Preprint Article Version 1 Preserved in Portico This version is not peer-reviewed

Experimental Validation of a Microwave Imaging Method for Shallow Buried Target Detection by Under-Sampled Data and a Non-Coperative Source

Version 1 : Received: 21 June 2021 / Approved: 23 June 2021 / Online: 23 June 2021 (10:25:26 CEST)

A peer-reviewed article of this Preprint also exists.

Brancaccio, A.; Leone, G.; Pierri, R.; Solimene, R. Experimental Validation of a Microwave Imaging Method for Shallow Buried Target Detection by Under-Sampled Data and a Non-Cooperative Source. Sensors 2021, 21, 5148. Brancaccio, A.; Leone, G.; Pierri, R.; Solimene, R. Experimental Validation of a Microwave Imaging Method for Shallow Buried Target Detection by Under-Sampled Data and a Non-Cooperative Source. Sensors 2021, 21, 5148.

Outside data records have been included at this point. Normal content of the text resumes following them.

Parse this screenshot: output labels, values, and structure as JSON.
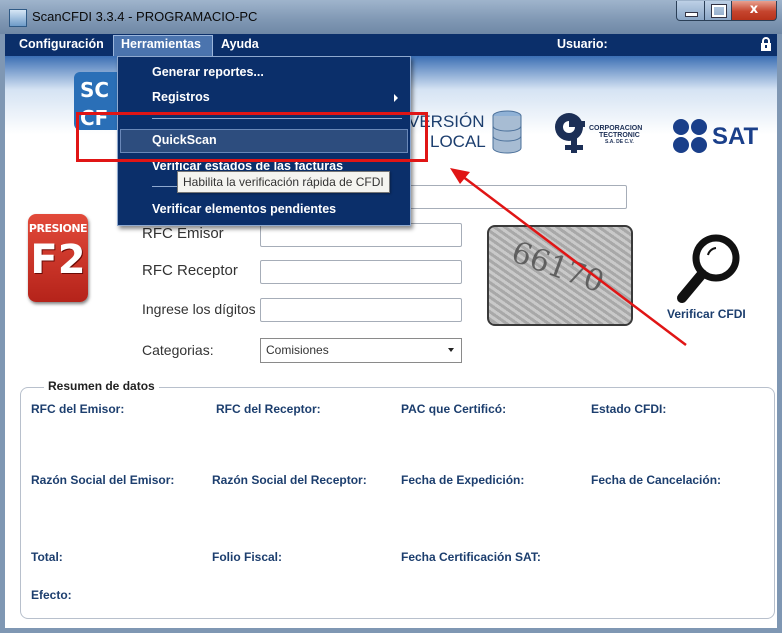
{
  "window": {
    "title": "ScanCFDI 3.3.4 - PROGRAMACIO-PC",
    "close_glyph": "x"
  },
  "menubar": {
    "items": [
      "Configuración",
      "Herramientas",
      "Ayuda"
    ],
    "user_label": "Usuario:"
  },
  "banner": {
    "scan_logo_text": "SC",
    "scan_logo_text2": "CF",
    "version_line1": "VERSIÓN",
    "version_line2": "LOCAL",
    "corp_line1": "CORPORACION",
    "corp_line2": "TECTRONIC",
    "corp_line3": "S.A. DE C.V.",
    "sat_text": "SAT"
  },
  "dropdown": {
    "items": [
      {
        "label": "Generar reportes..."
      },
      {
        "label": "Registros",
        "has_submenu": true
      },
      {
        "label": "QuickScan",
        "hovered": true
      },
      {
        "label": "Verificar estados de las facturas"
      },
      {
        "label": "Verificar elementos pendientes"
      }
    ],
    "tooltip": "Habilita la verificación rápida de CFDI"
  },
  "form": {
    "f2_line1": "PRESIONE",
    "f2_line2": "F2",
    "rfc_emisor_label": "RFC Emisor",
    "rfc_receptor_label": "RFC Receptor",
    "digits_label": "Ingrese los dígitos",
    "categories_label": "Categorias:",
    "categories_value": "Comisiones",
    "captcha_text": "66170",
    "verify_label": "Verificar CFDI"
  },
  "summary": {
    "legend": "Resumen de datos",
    "rfc_emisor": "RFC del Emisor:",
    "rfc_receptor": "RFC del Receptor:",
    "pac": "PAC que Certificó:",
    "estado": "Estado CFDI:",
    "razon_emisor": "Razón Social del Emisor:",
    "razon_receptor": "Razón Social del Receptor:",
    "fecha_exp": "Fecha de Expedición:",
    "fecha_canc": "Fecha de Cancelación:",
    "total": "Total:",
    "folio": "Folio Fiscal:",
    "fecha_cert": "Fecha Certificación SAT:",
    "efecto": "Efecto:"
  },
  "colors": {
    "menubar": "#0b2f6a",
    "highlight": "#e01515",
    "accent_text": "#1c3e6e"
  }
}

Journal reference: Sensors 2021, 21, 5148
DOI: 10.3390/s21155148

Abstract

In microwave imaging it is often of interest to inspect electrically large spatial regions. In these cases, data must be collected over a great deal of measurement points which entails long measurement time and/or costly, and often unfeasible, measurement configurations. In order to counteract such drawbacks, we have recently introduced a microwave imaging algorithm which looks for the scattering targets in terms of equivalent surface currents supported over a given reference plane. While this method is suited to detect shallowly buried targets, it allows to independently process each frequency data, hence the source and the receivers do not need to be synchronized. Moreover, spatial data can be reduced at large extent, without incurring in aliasing artefacts, by properly combining single-frequency reconstructions. In this paper, we validate such an approach by experimental measurements. In particular, the experimental test site consists of a sand box in open air where metallic plate targets are shallowly buried (few cm) under the air/soil interface. The investigated region is illuminated by a fixed transmitting horn antenna whereas the scattered field is collected over a planar measurement aperture at a fixed height from the air-sand interface. The transmitter and the receiver share only the working frequency information. Experimental results confirm the feasibility of the method.

Subject Areas

Radar imaging; target detection; experimental measurements; Microwave imaging.